Crispy Chicken And Pasta - cooking recipe

Ingredients
    1 cup uncooked pasta, i use spiral pasta
    30 g butter
    2 tablespoons all-purpose flour
    2 cups milk
    2 teaspoons grainy mustard
    1/4 cup grated cheese
    1 1/2 cups chopped chicken (500g/1 pound)
    Topping
    1 cup grated cheese
    50 g butter, melted
    2 cups stale breadcrumbs
    2 tablespoons parsley, finely chopped
Preparation
    Cut chicken into small pieces and slightly brown in a fry pan. In the mean time, boil your water and cook your pasta. Once chicken is cooked, remove from pan and set aside.
    In a small saucepan melt your butter and then add your flour, allow to cook for a minute or so.

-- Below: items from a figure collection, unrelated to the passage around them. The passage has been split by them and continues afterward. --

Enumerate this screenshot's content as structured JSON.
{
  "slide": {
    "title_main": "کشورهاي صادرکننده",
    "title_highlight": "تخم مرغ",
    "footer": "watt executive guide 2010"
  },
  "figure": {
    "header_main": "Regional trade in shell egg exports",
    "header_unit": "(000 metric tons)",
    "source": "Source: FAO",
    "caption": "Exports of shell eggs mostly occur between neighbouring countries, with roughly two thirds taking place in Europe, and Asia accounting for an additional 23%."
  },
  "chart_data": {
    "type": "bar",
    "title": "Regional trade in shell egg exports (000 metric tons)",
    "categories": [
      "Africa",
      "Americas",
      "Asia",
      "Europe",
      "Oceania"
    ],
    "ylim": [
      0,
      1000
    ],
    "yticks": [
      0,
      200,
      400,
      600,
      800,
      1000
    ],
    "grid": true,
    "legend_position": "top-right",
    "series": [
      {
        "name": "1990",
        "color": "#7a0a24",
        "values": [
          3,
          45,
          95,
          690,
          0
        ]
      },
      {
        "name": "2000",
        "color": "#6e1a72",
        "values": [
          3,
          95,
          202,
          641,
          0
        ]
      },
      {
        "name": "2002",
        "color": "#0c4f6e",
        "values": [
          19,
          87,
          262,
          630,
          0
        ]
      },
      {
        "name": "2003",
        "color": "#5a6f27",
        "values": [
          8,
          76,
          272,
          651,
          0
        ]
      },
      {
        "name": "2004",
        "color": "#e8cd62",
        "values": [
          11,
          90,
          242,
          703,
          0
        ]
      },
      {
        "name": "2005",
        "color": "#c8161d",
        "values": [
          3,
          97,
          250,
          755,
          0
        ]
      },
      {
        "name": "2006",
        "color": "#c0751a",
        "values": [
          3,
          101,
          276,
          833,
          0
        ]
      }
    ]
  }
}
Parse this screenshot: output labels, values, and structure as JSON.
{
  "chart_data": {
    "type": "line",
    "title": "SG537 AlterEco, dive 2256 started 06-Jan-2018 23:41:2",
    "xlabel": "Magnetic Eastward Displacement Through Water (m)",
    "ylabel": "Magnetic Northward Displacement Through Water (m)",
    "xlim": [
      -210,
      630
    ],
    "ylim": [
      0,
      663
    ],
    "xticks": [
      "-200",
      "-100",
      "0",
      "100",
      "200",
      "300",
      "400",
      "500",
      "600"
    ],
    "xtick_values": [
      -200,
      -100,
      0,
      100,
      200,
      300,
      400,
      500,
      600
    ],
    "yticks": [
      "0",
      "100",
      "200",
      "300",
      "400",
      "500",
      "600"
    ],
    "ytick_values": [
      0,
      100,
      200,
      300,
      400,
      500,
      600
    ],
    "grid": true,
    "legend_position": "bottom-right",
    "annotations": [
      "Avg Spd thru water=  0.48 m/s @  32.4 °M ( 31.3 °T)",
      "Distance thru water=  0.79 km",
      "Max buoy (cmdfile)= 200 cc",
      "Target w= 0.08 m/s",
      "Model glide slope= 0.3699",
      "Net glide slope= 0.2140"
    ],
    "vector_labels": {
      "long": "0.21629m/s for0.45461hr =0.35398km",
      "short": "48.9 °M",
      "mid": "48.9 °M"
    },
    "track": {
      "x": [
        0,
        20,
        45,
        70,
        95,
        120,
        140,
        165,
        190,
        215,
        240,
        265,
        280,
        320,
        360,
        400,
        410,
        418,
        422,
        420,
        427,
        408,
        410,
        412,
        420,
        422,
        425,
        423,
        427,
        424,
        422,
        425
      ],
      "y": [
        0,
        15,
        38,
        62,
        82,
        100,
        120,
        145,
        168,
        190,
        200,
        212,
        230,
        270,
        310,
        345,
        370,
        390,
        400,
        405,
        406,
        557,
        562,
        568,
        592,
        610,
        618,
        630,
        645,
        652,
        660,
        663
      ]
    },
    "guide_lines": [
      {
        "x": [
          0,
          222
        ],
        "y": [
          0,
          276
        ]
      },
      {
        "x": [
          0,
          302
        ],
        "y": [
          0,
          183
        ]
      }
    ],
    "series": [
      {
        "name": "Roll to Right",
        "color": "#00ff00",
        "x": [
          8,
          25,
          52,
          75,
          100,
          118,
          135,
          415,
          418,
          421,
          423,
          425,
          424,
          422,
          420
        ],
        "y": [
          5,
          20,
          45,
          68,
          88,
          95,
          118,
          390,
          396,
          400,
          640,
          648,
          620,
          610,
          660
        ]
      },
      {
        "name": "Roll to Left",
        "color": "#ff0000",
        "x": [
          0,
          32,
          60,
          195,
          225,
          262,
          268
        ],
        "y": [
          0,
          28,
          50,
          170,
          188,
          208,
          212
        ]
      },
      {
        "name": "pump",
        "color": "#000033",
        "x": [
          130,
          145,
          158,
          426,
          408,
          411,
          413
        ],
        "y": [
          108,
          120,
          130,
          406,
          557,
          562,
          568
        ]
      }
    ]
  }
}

    Add your milk and whisk continuously, medium heat, until you have a thick white sauce.
    Add your seeded mustard and cheese.
    Once combined, add your chicken and cooked drained pasta.
    Pour mixture into a oven proof dish 9-1/2\" x 1-1/2\" (i use Pyrex pie dish)and set aside.
    To make the crunchy topping combine all the topping ingredients together and sprinkle over the chicken pasta mix in dish.
    Bake in a 350F/180C oven until the topping becomes crunchy and nicely browned.
    Serve on its own or with a salad and garlic bread.